Automated unit tests (using tools such as JUnit (for Java), NUnit (for Microsoft .NET) and PHPUnit are good for proving a) that your code works the way you expect and b) that it keeps working as you make changes to it. Automating the process (so that it runs all your tests whenever you make changes) ensures that you get continuous feedback that all the tests still work (reducing the likelihood of hidden dependencies breaking). Code coverage testing, as the phrase implies, tracks which lines of your code are exercised. Code that has been tested extensively and found to work as expected can be differentiated from untested code and "dead" code. Dead code is code that can't be executed because no logical path through the program exists that will execute that code. A minimal number of lines of code will be marked as dead code in many languages and test systems due to the textual structure of the language itself (e.g., PHPUnit marks a line of code consisting solely of the brace ending an if-block as dead code). Code identified as dead should be eliminated except for this structural detritus; why maintain code that will never be executed?

Many beginning developers (and not so beginning) tend to assume that their code works if it doesn't contain any obvious syntax errors flagged by the interpreter or compiler. These language systems are (generally) reasonably competent at interpreting what you wrote; they have significant constraints in discerning what you intended beyond what you wrote. Hence, just because the code "compiles cleanly" doesn't mean it is free from defects. That's the job of testing — starting with you, the developer, running unit tests.

If you're doing unit tests without any specialised tools ("rolling your own" tests), or your testing tool does not provide code coverage analysis, it may often be difficult to determine whether specific blocks of your code have or have not been tested successfully. Thus, the assumptions that you made while writing the code are unlikely to be challenged during testing — the same assumptions will guide an ad hoc testing regime as the original coding.

One of the benefits of test-driven development is the ability to cut out unnecessary code and other development artifacts; the development team is very confident that exactly and only what is part of the desired system is actually in that system and can expand/refactor the code to adapt to changing requirements; "see a need, fill a need". You can get a lot more done, more quickly, when you have total confidence that your code will continue to work as features are added or changed, and that anything that breaks will be immediately and obviously detected. You can't do that — really — without code coverage analysis.
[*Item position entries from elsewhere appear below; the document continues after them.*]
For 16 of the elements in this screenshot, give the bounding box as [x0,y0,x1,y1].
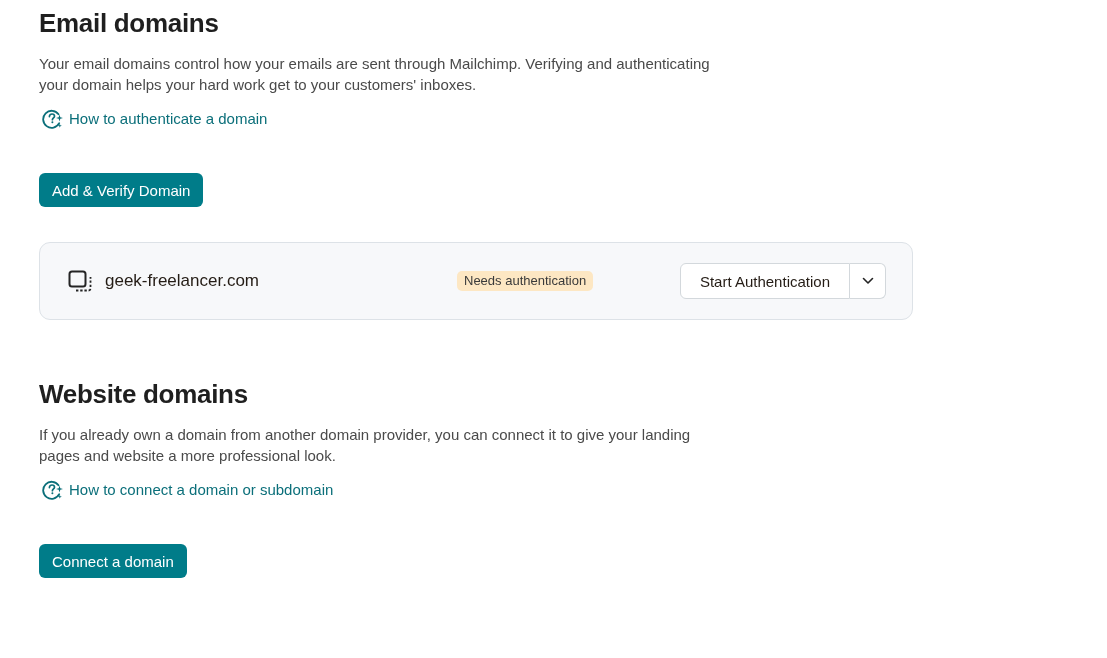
primary-button[interactable]: Add & Verify Domain [39,173,204,207]
section-description: If you already own a domain from another domain provider, you can connect it to give your landing pages and website a more professional look. [39,425,692,466]
section-title: Website domains [39,378,248,411]
help-sparkle-icon [42,108,64,130]
more-options-button[interactable] [850,263,886,299]
section-description: Your email domains control how your emails are sent through Mailchimp. Verifying and authenticating your domain helps your hard work get to your customers' inboxes. [39,54,711,95]
overlapping-squares-icon [68,270,92,292]
chevron-down-icon [861,277,874,285]
help-link[interactable]: How to authenticate a domain [42,108,268,130]
status-badge: Needs authentication [457,271,594,291]
start-authentication-button[interactable]: Start Authentication [679,263,850,299]
help-link[interactable]: How to connect a domain or subdomain [42,479,334,501]
domain-name: geek-freelancer.com [105,271,261,291]
primary-button[interactable]: Connect a domain [39,544,187,578]
section-title: Email domains [39,7,219,40]
help-sparkle-icon [42,479,64,501]
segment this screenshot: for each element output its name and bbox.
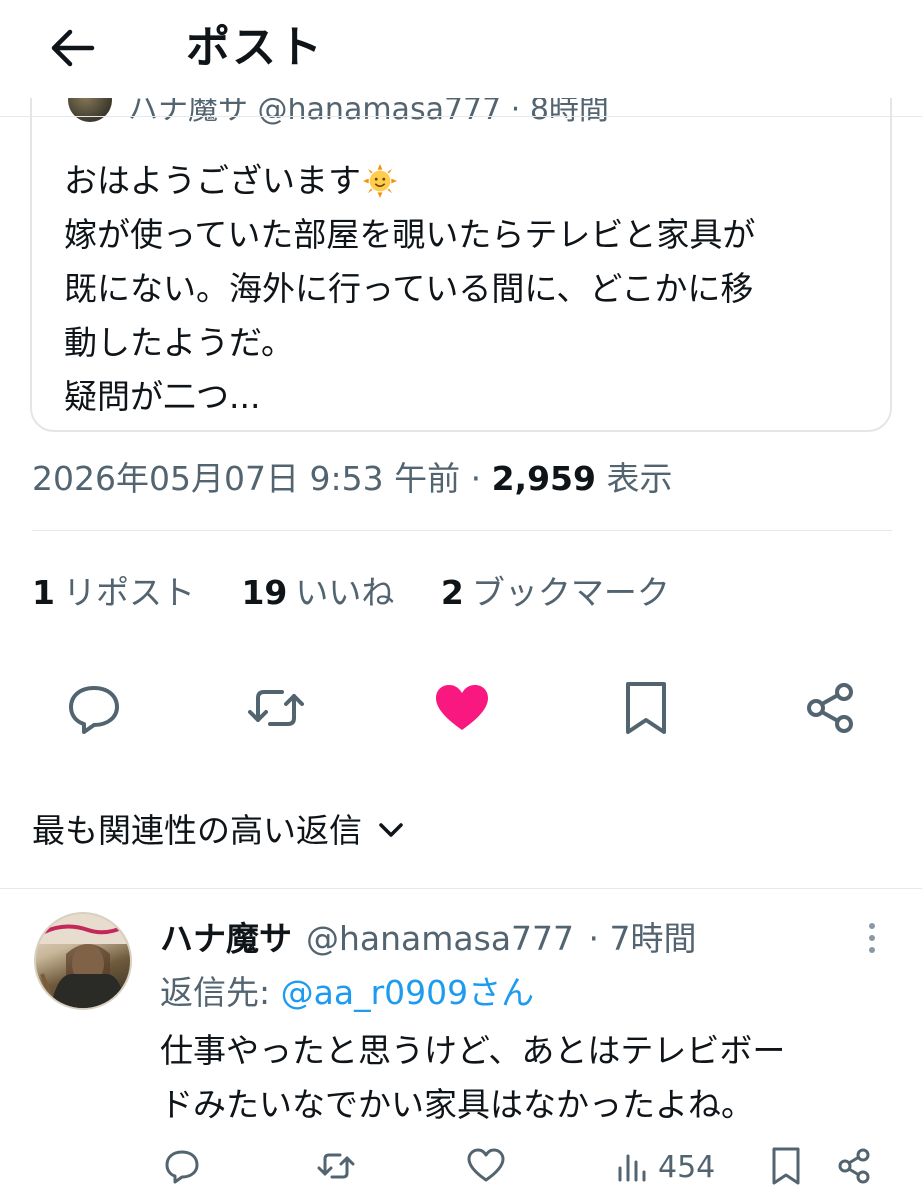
reply-action-bar: 454 bbox=[0, 1146, 922, 1192]
analytics-icon bbox=[618, 1154, 646, 1182]
post-meta: 2026年05月07日 9:53 午前 · 2,959 表示 bbox=[32, 452, 672, 500]
like-count: 19 bbox=[241, 573, 288, 612]
reply-body-line-1: 仕事やったと思うけど、あとはテレビボー bbox=[160, 1031, 786, 1070]
heart-icon bbox=[467, 1148, 505, 1182]
avatar[interactable] bbox=[34, 912, 132, 1010]
bookmark-button[interactable] bbox=[616, 680, 676, 736]
bookmark-stat[interactable]: 2 ブックマーク bbox=[441, 566, 670, 614]
reply-to-line: 返信先: @aa_r0909さん bbox=[160, 966, 534, 1014]
arrow-left-icon bbox=[51, 29, 95, 67]
avatar-image bbox=[36, 914, 130, 1008]
sun-with-face-icon bbox=[363, 164, 397, 198]
reply-to-prefix: 返信先: bbox=[160, 973, 271, 1012]
divider bbox=[0, 888, 922, 889]
reply-views-count: 454 bbox=[658, 1150, 716, 1185]
more-options-button[interactable] bbox=[860, 918, 884, 958]
post-detail-page: ハナ魔サ @hanamasa777 · 8時間 おはようございます 嫁が使ってい… bbox=[0, 0, 922, 1200]
views-count: 2,959 bbox=[491, 459, 596, 498]
divider bbox=[32, 530, 892, 531]
reply-button[interactable] bbox=[64, 680, 124, 736]
reply-like-button[interactable] bbox=[466, 1146, 506, 1190]
reply-repost-button[interactable] bbox=[316, 1146, 356, 1190]
reply-share-button[interactable] bbox=[834, 1146, 874, 1190]
repost-label: リポスト bbox=[62, 573, 195, 612]
reply-icon bbox=[69, 686, 119, 734]
reply-views[interactable]: 454 bbox=[614, 1146, 715, 1190]
like-label: いいね bbox=[295, 573, 395, 612]
reply-timestamp[interactable]: · 7時間 bbox=[589, 919, 697, 958]
quoted-post-line-3: 既にない。海外に行っている間に、どこかに移 bbox=[64, 269, 754, 308]
repost-count: 1 bbox=[32, 573, 55, 612]
quoted-post-line-2: 嫁が使っていた部屋を覗いたらテレビと家具が bbox=[64, 215, 756, 254]
chevron-down-icon bbox=[379, 823, 403, 837]
reply-to-handle-link[interactable]: @aa_r0909さん bbox=[281, 973, 535, 1012]
quoted-post-line-4: 動したようだ。 bbox=[64, 323, 295, 362]
share-button[interactable] bbox=[800, 680, 860, 736]
quoted-post-line-1: おはようございます bbox=[64, 161, 361, 200]
engagement-stats: 1 リポスト 19 いいね 2 ブックマーク bbox=[32, 566, 706, 614]
reply-author-handle[interactable]: @hanamasa777 bbox=[306, 919, 574, 958]
reply-reply-button[interactable] bbox=[162, 1146, 202, 1190]
post-time[interactable]: 9:53 午前 bbox=[309, 459, 460, 498]
meta-separator: · bbox=[470, 459, 482, 498]
share-icon bbox=[838, 1148, 870, 1184]
reply-author-name[interactable]: ハナ魔サ bbox=[160, 919, 292, 958]
reply-sort-label: 最も関連性の高い返信 bbox=[32, 811, 362, 850]
views-label: 表示 bbox=[606, 459, 673, 498]
page-title: ポスト bbox=[186, 22, 324, 73]
reply-header: ハナ魔サ @hanamasa777 · 7時間 bbox=[160, 912, 697, 960]
quoted-post-line-5: 疑問が二つ... bbox=[64, 377, 261, 416]
repost-button[interactable] bbox=[246, 680, 306, 736]
bookmark-count: 2 bbox=[440, 573, 464, 612]
heart-filled-icon bbox=[436, 685, 488, 730]
post-action-bar bbox=[0, 680, 922, 740]
header-divider bbox=[0, 116, 922, 117]
repost-icon bbox=[248, 690, 304, 726]
reply-body-line-2: ドみたいなでかい家具はなかったよね。 bbox=[160, 1085, 754, 1124]
like-button[interactable] bbox=[432, 680, 492, 736]
more-vertical-icon bbox=[869, 923, 875, 953]
reply-icon bbox=[165, 1150, 199, 1184]
repost-stat[interactable]: 1 リポスト bbox=[32, 566, 195, 614]
share-icon bbox=[807, 683, 853, 733]
bookmark-icon bbox=[772, 1147, 800, 1185]
top-header: ポスト bbox=[0, 0, 922, 98]
reply-bookmark-button[interactable] bbox=[766, 1146, 806, 1190]
back-button[interactable] bbox=[48, 26, 96, 70]
repost-icon bbox=[317, 1153, 355, 1179]
quoted-post-body: おはようございます 嫁が使っていた部屋を覗いたらテレビと家具が 既にない。海外に… bbox=[64, 154, 864, 424]
bookmark-label: ブックマーク bbox=[471, 573, 670, 612]
like-stat[interactable]: 19 いいね bbox=[241, 566, 394, 614]
reply-body: 仕事やったと思うけど、あとはテレビボー ドみたいなでかい家具はなかったよね。 bbox=[160, 1024, 880, 1132]
reply-sort-selector[interactable]: 最も関連性の高い返信 bbox=[32, 804, 404, 852]
bookmark-icon bbox=[626, 682, 666, 734]
post-date[interactable]: 2026年05月07日 bbox=[32, 459, 299, 498]
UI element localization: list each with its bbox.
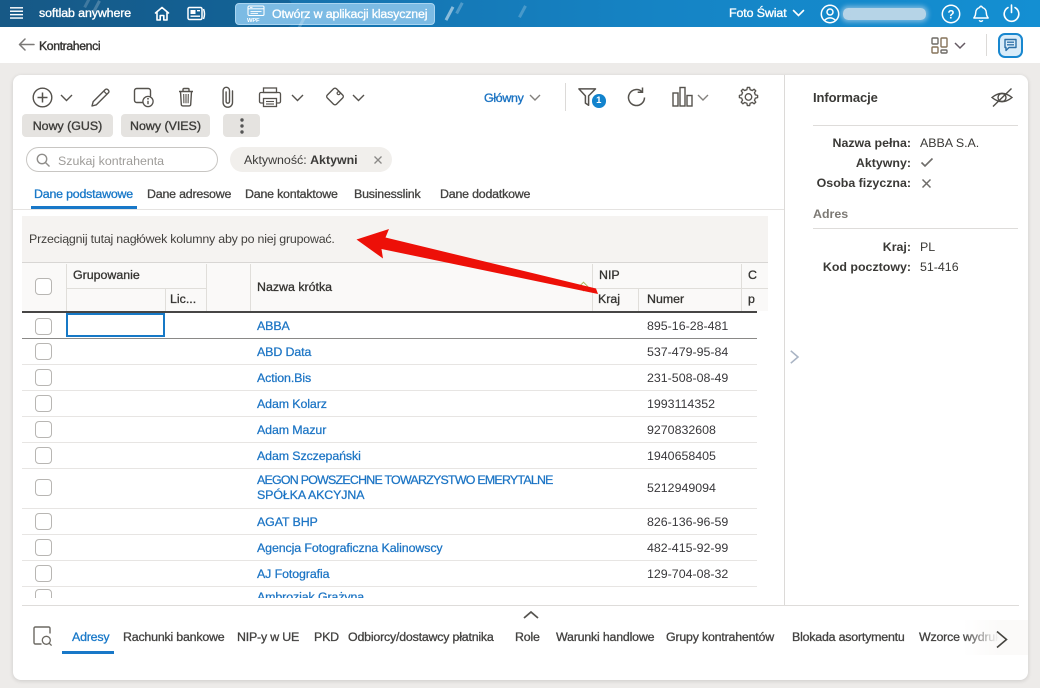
svg-text:WPF: WPF bbox=[247, 18, 260, 23]
svg-text:?: ? bbox=[947, 9, 954, 21]
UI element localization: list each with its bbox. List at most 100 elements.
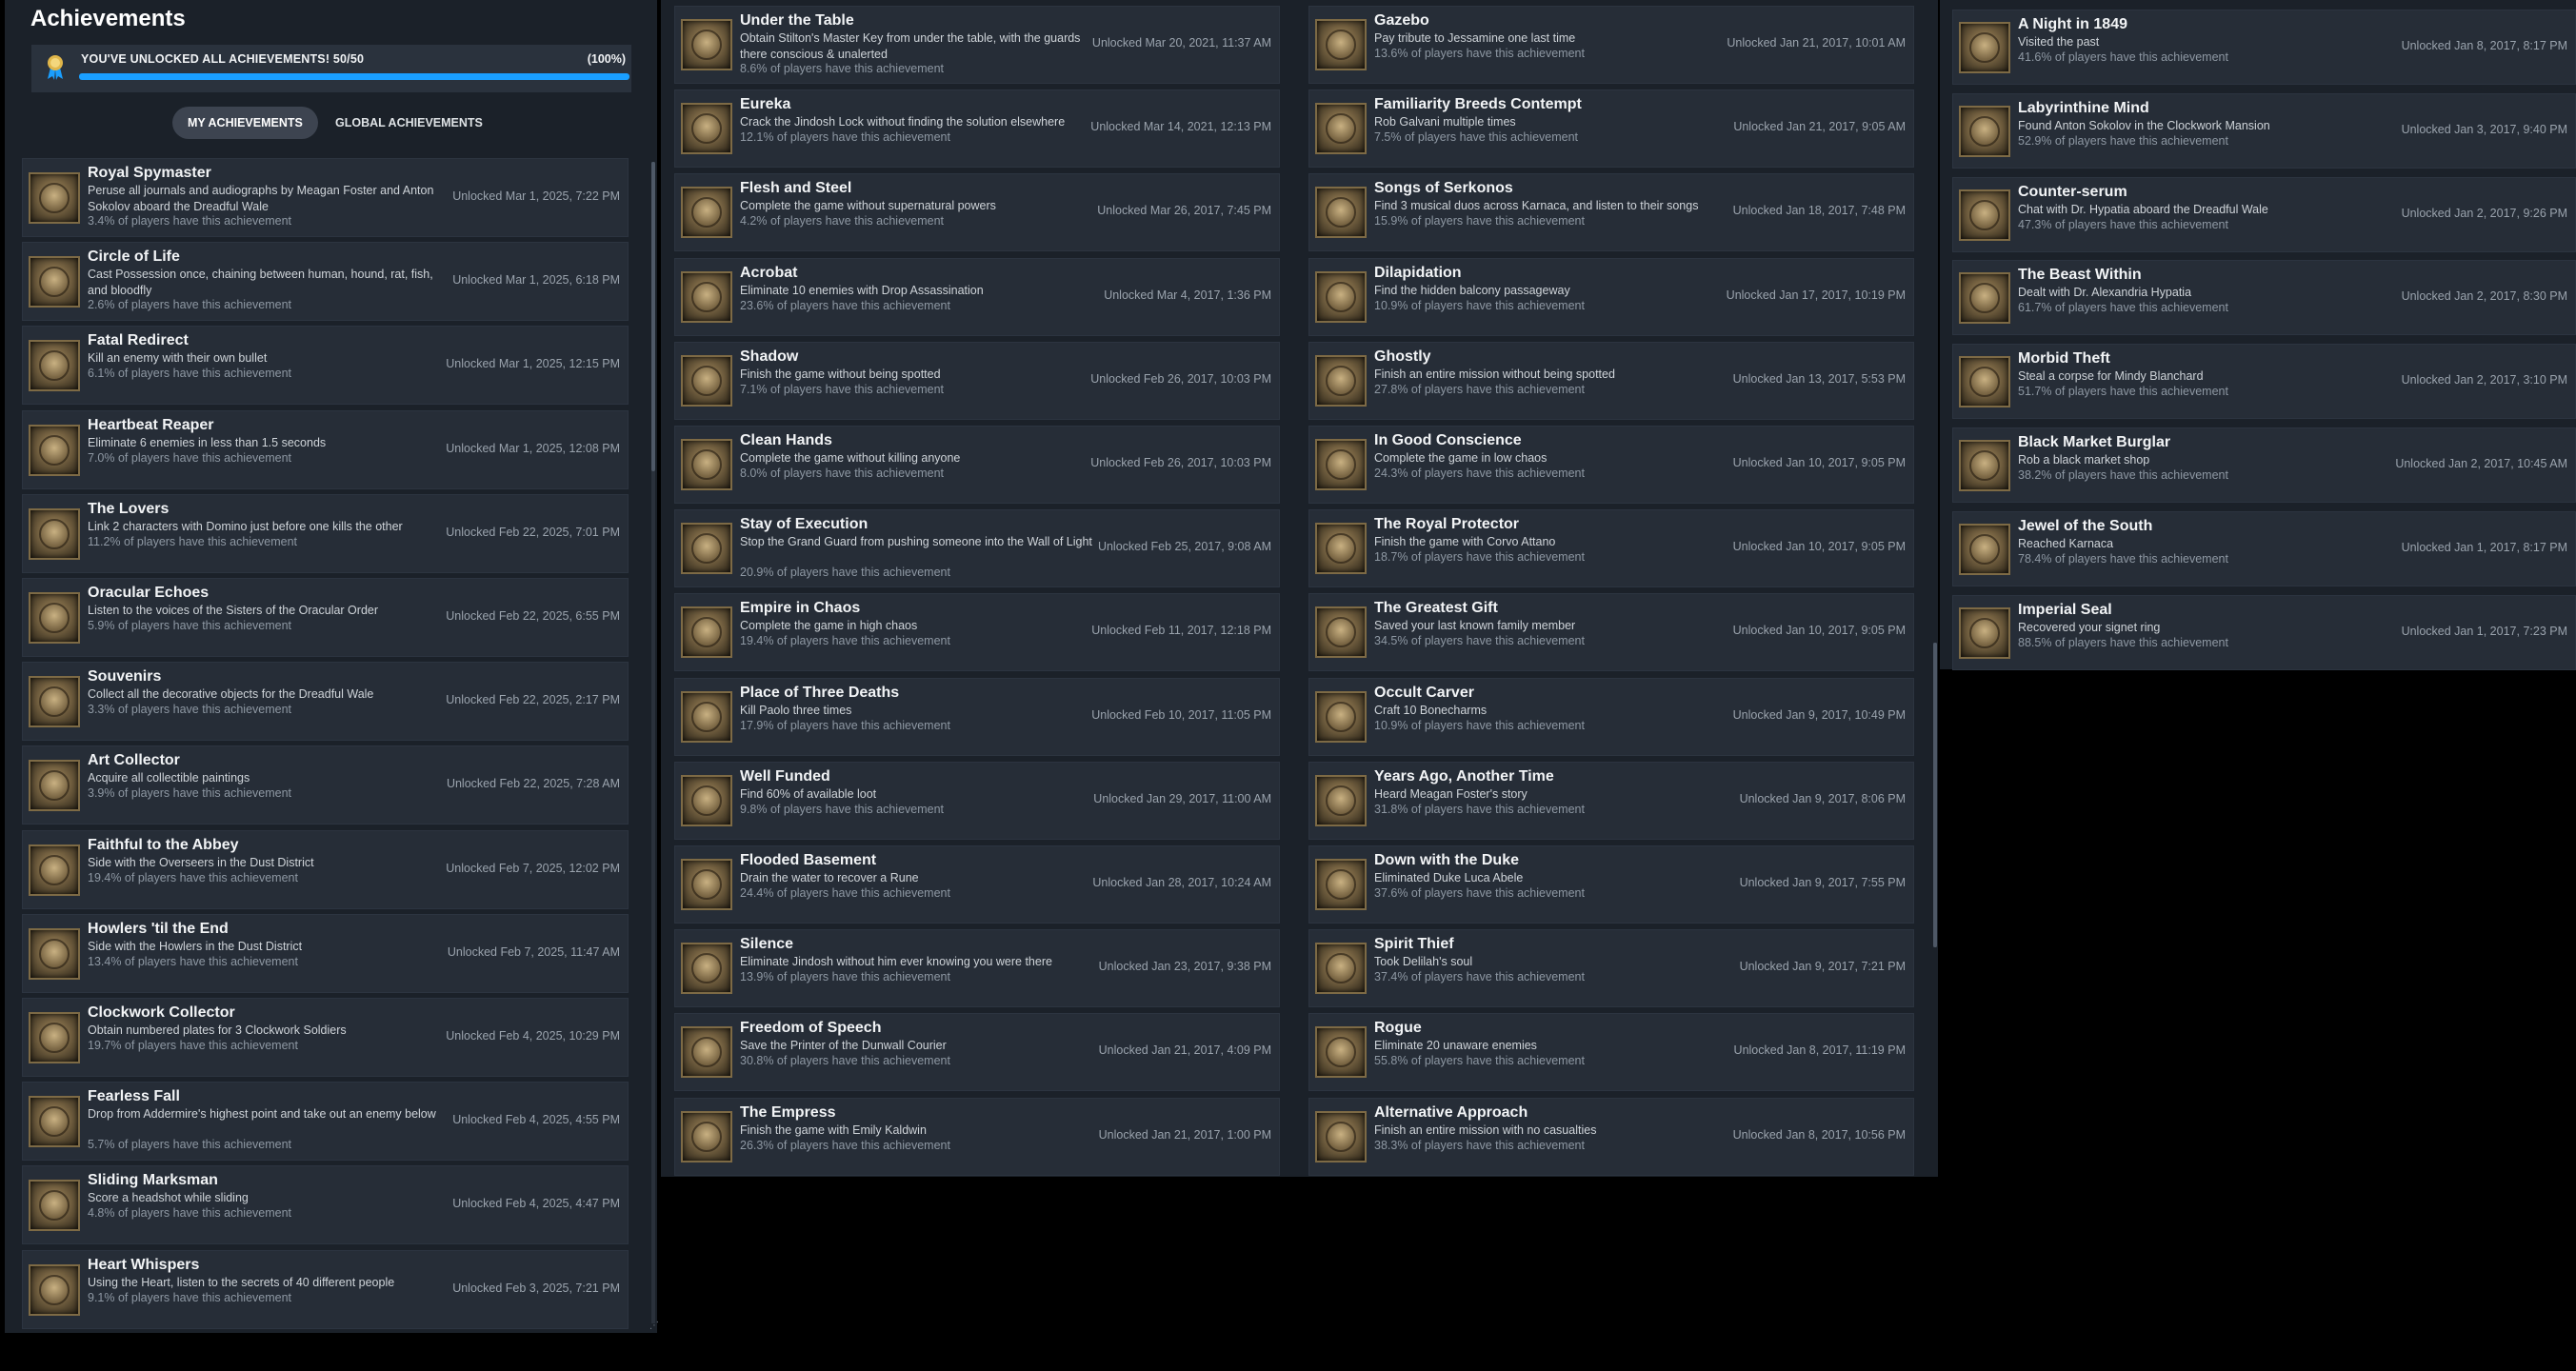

For you plinkers out there who aren't doing sufficient (or sufficiently organised) testing yet — your competition is, and if you spend any time at all in this craft, you will bang up against "difficult" bugs that wouldn't have been so difficult with pervasive testing. Those of you who have been writing unit-test cases shouldn't automatically get too comfortable, however... how do you know how much of your code is being tested? If you're testing the same block of code eight different ways and other sections of your code don't get tested at all, can you ship a quality product? Coverage analysis will save you time (by not writing redundant test cases), grief (by prodding you to test areas of code you thought you tested but hadn't), and money (from #1 and #2). If you're trying to run a completely instrumented shop — where everything that can be measured for a lower cost than the failure of that thing, is being measured — then I (should be) preaching to the choir.

To sum up:

  • If you don't write it down (in a way that "it" can be found again), it never happened. If you've never tested your code, it's broken until proven otherwise.
  • If you can't repeat the test at will, it hasn't been tested.
  • If you don't or can't know how much of your code has been tested, your users will.

We can't all be Microsoft and expect our paying customers to find our problems!